Brest, 8 mai 2026 81e anniversaire de la fin de la Seconde Guerre mondiale en Europe

Discours de M. Stéphane Roudaut, maire de Brest


M. le sous-préfet,

Amiral,

M. le député, M. le sénateur,

Mesdames et messieurs les conseillers régionaux, départementaux et les élus,

Mesdames et messieurs,


Il y a des dates, il y a des jours que l’on retient. Ils marquent l’histoire. Et se font l’écho silencieux des armes qui fument et tonnent, puis des visages qui s’effacent.


Mai 1945. L'implacable étau des Alliés broie la machine de guerre nazi.


La Wehrmacht, après avoir marqué l’Europe au fer rouge, reflue désormais sur tous les fronts. Acculé à l’Est, enfermée à l’Ouest, la défaite du IIIe Reich est imminente.
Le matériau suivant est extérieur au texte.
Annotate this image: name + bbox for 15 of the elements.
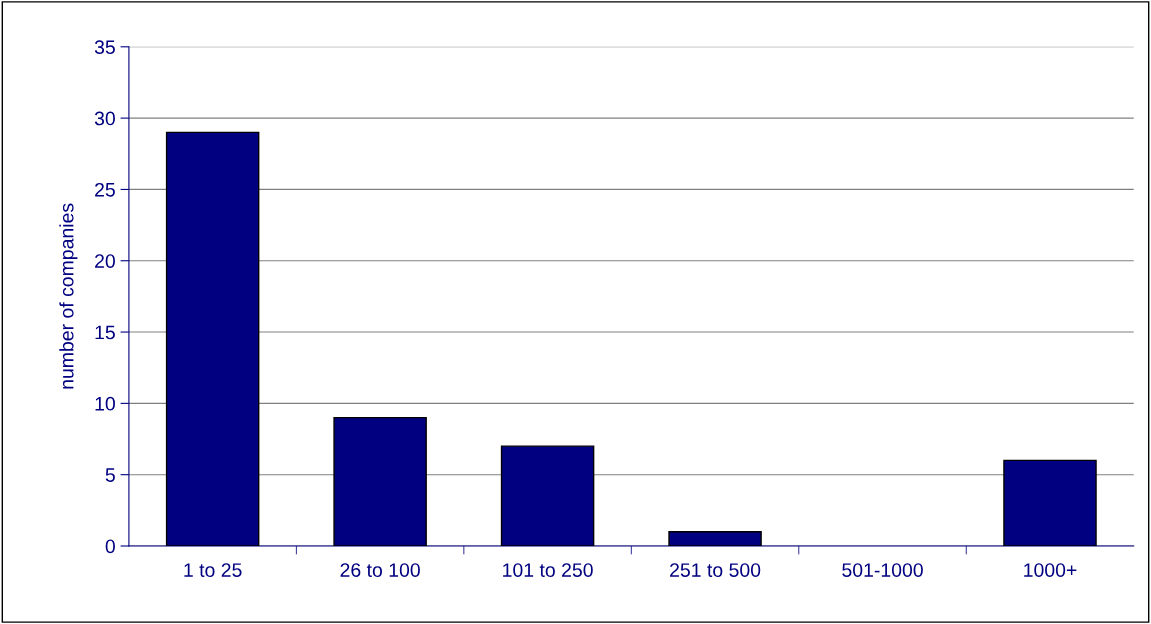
y-tick-label: 30 — [94, 111, 115, 126]
x-tick-label: 501-1000 — [842, 563, 923, 577]
x-tick-label: 101 to 250 — [503, 563, 593, 577]
x-tick-label: 1000+ — [1024, 563, 1077, 577]
y-tick-label: 5 — [105, 468, 115, 482]
y-tick-label: 10 — [95, 396, 115, 411]
y-tick-label: 35 — [94, 40, 115, 55]
x-tick-label: 251 to 500 — [670, 563, 761, 577]
y-tick-label: 15 — [95, 325, 115, 340]
y-axis-title: number of companies — [59, 203, 78, 389]
y-tick-label: 20 — [95, 254, 115, 268]
x-tick-label: 1 to 25 — [184, 563, 242, 577]
y-tick-label: 0 — [105, 539, 115, 554]
y-tick-label: 25 — [95, 182, 115, 197]
x-tick-label: 26 to 100 — [340, 563, 420, 577]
Sur Berlin, les orgues de Staline jouent une mélodie terrifiante. Au loin le chant de la 2e Division Blindée des Français Libres de Leclerc s’élève jusqu’au Nid d’Aigle. À Berchtesgaden, toujours devant, ils passent en chantant, mais jamais ils ne s’arrêtent. Oui, la victoire n’attend pas.


Cette profonde incursion des Alliés en Allemagne fait également raisonner la symphonie d’un régime condamnable. Car si la Libération des stalags permet aux soldats français, prisonniers depuis la débâcle de 1940, de rentrer en leurs foyers ; en d’autres camps, les charniers de l’horreur se révèlent au grand jour. Les images des corps décharnés frappent un monde qui reste alors sans voix, atone. Le visage hideux de la Shoah se révèle.
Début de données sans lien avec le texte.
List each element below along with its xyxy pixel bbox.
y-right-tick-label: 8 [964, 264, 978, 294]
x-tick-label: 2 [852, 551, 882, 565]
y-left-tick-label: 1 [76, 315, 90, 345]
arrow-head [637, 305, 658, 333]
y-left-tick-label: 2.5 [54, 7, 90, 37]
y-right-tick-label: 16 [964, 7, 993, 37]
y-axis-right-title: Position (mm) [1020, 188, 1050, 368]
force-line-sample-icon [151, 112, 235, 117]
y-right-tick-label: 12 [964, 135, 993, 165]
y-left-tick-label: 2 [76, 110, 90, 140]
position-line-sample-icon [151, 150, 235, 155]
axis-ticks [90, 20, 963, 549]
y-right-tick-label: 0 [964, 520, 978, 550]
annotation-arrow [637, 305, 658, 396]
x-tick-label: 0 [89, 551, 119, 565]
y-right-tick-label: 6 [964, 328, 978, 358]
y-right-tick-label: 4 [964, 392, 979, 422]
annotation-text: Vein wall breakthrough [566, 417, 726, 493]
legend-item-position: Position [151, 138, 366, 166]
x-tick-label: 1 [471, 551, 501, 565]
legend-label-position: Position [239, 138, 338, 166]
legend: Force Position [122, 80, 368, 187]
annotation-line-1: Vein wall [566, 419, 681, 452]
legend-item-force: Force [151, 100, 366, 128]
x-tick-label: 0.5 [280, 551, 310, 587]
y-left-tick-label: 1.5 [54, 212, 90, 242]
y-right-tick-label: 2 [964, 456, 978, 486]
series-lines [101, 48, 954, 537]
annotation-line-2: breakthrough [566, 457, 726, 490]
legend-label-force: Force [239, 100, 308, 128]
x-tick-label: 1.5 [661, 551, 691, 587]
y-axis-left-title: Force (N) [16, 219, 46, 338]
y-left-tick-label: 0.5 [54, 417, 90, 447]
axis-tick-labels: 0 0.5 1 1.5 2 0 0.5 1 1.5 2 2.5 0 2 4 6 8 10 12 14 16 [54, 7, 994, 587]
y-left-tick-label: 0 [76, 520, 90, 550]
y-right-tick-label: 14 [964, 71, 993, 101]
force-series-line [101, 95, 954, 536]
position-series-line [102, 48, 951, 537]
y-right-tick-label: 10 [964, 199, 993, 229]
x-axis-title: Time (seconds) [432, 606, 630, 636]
En France, l’ivresse de la Libération retrouvée cède le pas à l’épuration, et sitôt l’occupant parti, la cacophonie des conflits retentit alors. Seule une solide emprise du Gouvernement provisoire de la République française permet de restaurer le droit et ne pas livrer le pays tout entier à une seconde terreur.
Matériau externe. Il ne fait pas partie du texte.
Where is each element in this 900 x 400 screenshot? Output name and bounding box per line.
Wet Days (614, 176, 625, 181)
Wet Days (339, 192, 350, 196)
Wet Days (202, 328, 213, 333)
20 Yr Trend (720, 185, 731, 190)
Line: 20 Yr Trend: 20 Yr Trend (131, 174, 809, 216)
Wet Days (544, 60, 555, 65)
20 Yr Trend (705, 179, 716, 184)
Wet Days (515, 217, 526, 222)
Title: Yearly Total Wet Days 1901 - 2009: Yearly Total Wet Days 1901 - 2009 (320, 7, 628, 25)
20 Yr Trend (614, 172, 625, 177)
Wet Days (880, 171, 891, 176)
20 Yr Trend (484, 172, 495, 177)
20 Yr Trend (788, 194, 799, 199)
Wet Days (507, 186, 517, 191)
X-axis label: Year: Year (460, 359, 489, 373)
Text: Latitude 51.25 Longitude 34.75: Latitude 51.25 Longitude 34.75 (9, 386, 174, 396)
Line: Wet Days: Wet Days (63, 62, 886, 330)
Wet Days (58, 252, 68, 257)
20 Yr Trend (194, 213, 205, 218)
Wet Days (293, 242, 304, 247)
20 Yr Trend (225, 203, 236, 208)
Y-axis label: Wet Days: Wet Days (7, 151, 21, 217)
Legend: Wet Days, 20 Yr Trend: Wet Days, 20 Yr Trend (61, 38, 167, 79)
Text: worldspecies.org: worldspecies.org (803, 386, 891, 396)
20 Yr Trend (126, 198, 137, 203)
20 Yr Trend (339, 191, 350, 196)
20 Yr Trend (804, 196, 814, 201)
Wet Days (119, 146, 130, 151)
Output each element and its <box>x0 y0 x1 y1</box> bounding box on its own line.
Et comme une maladie qui s’accroche, sur la façade Atlantique, les poches allemandes de Lorient et Saint-Nazaire résistent encore. Assiégées par les Américains et les Français, leur reddition ne sera actée que quelques jours après la capitulation, sans condition, de l’Allemagne nazie.


À Brest, le déluge de fer s’est enfin arrêté, après quatre années de bombardements. En mai 1945, cela fait désormais huit mois que les occupants de la festung de Brest ont été chassés, après 43 jours de combats acharnés, aux prix de plus de 2 600 alliés tombés ici pour notre liberté. En juillet, le général de Gaulle, acclamé, vient se rendre compte de l'étendue des dégâts dans un Brest lui aussi martyrisé. Lors de son passage, il rend hommage aux victimes brestoises et remet des décorations à des résistants et Français libres.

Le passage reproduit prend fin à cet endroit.